Banzai made a sound of dismay.
“I blamed myself for not getting there in time. And I blamed myself for the deaths of my men. I did everything right. Logic says it wasn’t my fault. But logic is not always the reality of our conscience.
“No,” she whispered. “It’s not.” Her suddenly anguished gaze lingered on his face. She looked as if she was about to reveal a nightmare of her own, but changed her mind.
Her pain roused his curiosity. What did she hide beneath that tough exterior? It was strange to see his dream woman as flesh and blood...and pain.
“So, you see,” he finished, watching her. “I know well the demons that drive a man to find those lost under his command. Or, her command.”
“I admit I have demons, Ty. More than my share. But they won’t hold me back from what I have to do.”

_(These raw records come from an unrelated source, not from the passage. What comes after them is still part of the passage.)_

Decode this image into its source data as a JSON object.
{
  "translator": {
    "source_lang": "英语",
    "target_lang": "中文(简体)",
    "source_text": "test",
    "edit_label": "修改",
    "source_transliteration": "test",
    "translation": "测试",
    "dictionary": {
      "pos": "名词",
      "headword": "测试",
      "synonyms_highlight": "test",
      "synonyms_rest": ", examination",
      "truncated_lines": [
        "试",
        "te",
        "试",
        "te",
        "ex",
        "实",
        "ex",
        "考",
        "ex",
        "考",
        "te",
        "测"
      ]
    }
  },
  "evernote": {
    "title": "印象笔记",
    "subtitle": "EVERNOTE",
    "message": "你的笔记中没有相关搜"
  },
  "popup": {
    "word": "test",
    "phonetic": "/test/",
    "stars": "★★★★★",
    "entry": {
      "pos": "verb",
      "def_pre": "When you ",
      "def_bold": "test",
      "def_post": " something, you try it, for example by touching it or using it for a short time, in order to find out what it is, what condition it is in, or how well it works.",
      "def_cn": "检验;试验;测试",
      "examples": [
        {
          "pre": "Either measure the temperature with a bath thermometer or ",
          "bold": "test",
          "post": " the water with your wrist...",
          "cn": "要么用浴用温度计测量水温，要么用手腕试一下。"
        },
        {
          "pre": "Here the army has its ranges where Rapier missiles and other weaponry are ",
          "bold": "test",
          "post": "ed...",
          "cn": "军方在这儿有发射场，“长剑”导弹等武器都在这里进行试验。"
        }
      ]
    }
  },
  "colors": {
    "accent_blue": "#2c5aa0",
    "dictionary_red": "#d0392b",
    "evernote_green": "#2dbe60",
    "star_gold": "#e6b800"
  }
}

“No,” he said in a quiet voice. “Nor will mine.”
Chapter Fifteen
Bree glared at Ty. He was as determined as she, she realized. Unfortunately, their goals were vastly different. “American Fighting Man’s Code of Conduct, Article Three: ‘If I am captured I will continue to resist by all means available. I will make every effort to escape and will aid others to escape.’ Aid others, Ty. I’m bound by duty to look for her. Even if she weren’t my friend.”